Chef Fiona’s Mediterranean Chickpea Cake with Tahini Sauce
Serves 4
Chef Fiona knew just what to prepare for Dave Matthews Band and crew on a hot day in Hartford, CT – a tasty Mediterranean Chickpea Cake with a fresh dollop of tahini sauce and a vibrant, refreshing summer salad. At home, we recommend pairing this recipe with Dreaming Tree Sauvignon Blanc.
Ingredients
TAHINI SAUCE
- 1/4 cup tahini paste
- 1/4 cup water
- 1-2 cloves garlic, crushed
- 2 lemon, juiced
- 1 large pinch of salt
- 1 large pinch of pepper
CHICKPEA CAKE
- 1 can chickpeas, drained and rinsed
- 1/2 bunch scallions, thinly sliced
- 1 tablespoon za'atar (Middle Eastern spice mix)

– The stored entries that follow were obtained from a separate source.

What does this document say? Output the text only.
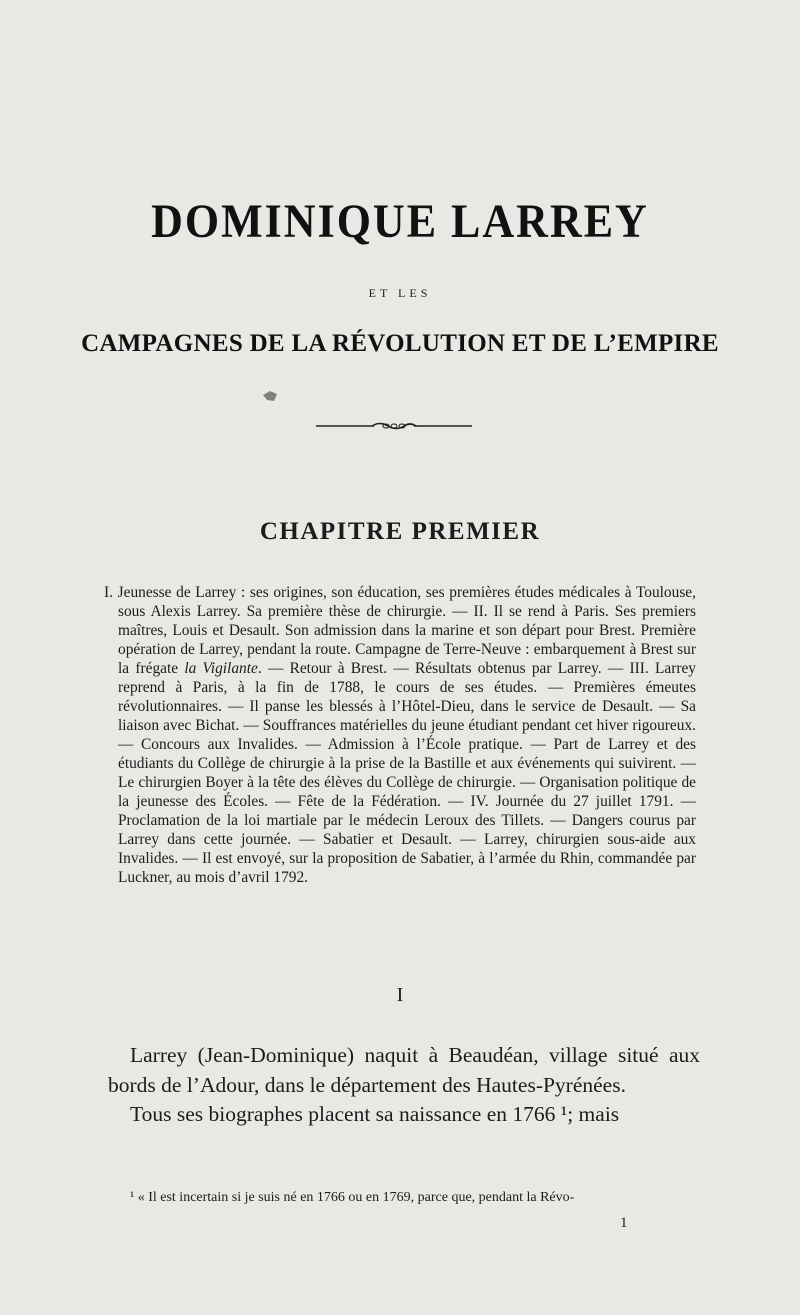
DOMINIQUE LARREY
ET LES
CAMPAGNES DE LA RÉVOLUTION ET DE L’EMPIRE
CHAPITRE PREMIER
I. Jeunesse de Larrey : ses origines, son éducation, ses premières études médicales à Toulouse, sous Alexis Larrey. Sa première thèse de chirurgie. — II. Il se rend à Paris. Ses premiers maîtres, Louis et Desault. Son admission dans la marine et son départ pour Brest. Première opération de Larrey, pendant la route. Campagne de Terre-Neuve : embarquement à Brest sur la frégate la Vigilante. — Retour à Brest. — Résultats obtenus par Larrey. — III. Larrey reprend à Paris, à la fin de 1788, le cours de ses études. — Premières émeutes révolutionnaires. — Il panse les blessés à l’Hôtel-Dieu, dans le service de Desault. — Sa liaison avec Bichat. — Souffrances matérielles du jeune étudiant pendant cet hiver rigoureux. — Concours aux Invalides. — Admission à l’École pratique. — Part de Larrey et des étudiants du Collège de chirurgie à la prise de la Bastille et aux événements qui suivirent. — Le chirurgien Boyer à la tête des élèves du Collège de chirurgie. — Organisation politique de la jeunesse des Écoles. — Fête de la Fédération. — IV. Journée du 27 juillet 1791. — Proclamation de la loi martiale par le médecin Leroux des Tillets. — Dangers courus par Larrey dans cette journée. — Sabatier et Desault. — Larrey, chirurgien sous-aide aux Invalides. — Il est envoyé, sur la proposition de Sabatier, à l’armée du Rhin, commandée par Luckner, au mois d’avril 1792.
I

Larrey (Jean-Dominique) naquit à Beaudéan, village situé aux bords de l’Adour, dans le département des Hautes-Pyrénées.

Tous ses biographes placent sa naissance en 1766 ¹; mais

¹ « Il est incertain si je suis né en 1766 ou en 1769, parce que, pendant la Révo-
1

- 1/2 teaspoon garlic powder
- 1/2 teaspoon cumin
- 1/2 teaspoon salt
- 1/4 teaspoon coriander
- 1/4 teaspoon pepper
- 1 egg, beaten lightly
- 3 tablespoons chickpea flour or all-purpose flour
- 3 teaspoons extra virgin olive oil
SALAD
- 2 medium tomatoes, heirloom if available
- 3 Persian or 1 English cucumber
- 2 small red field peppers
- 10 radishes
- 1/2 white onion
- 1/2 bunch of parsley, picked and chopped
- 1/2 bunch of dill, picked and chopped
- 2 lemons, juiced
- 1/3 cup extra virgin olive oil
- 1/2 teaspoon salt
- 1/4 teaspoon pepper
Instructions
TAHINI SAUCE
- Using a blender, blend garlic with water until garlic pulverized.
- Add remaining ingredients, start on low and slowly increase until tahini is lighter in color and fluffy looking.
- Can be made by hand, mince garlic. Whisk together with tahini, lemon, salt, and pepper, then add water in drizzle. Set aside.
SALAD
- Dice all vegetables and mix together with all remaining ingredients. Season to taste. Set aside.
CHICKPEA CAKE
- Pulse chickpeas using food processor so that beans are partially crushed (can be done by hand with a potato masher or fork). Transfer to bowl.
- Mix in scallions, spices, egg, and 2 tablespoons of flour until fully incorporated.
- Shape into 4 cakes, dust both sides with remaining flour.
- Heat pan (cast iron preferable) with olive oil over medium heat, when hot gently place cakes in pan. Cook 3-4 minutes per side until golden brown. Transfer to plate with paper towels to absorb extra oil.
Notes
Serve cake with dollop of tahini sauce and a large spoonful of salad.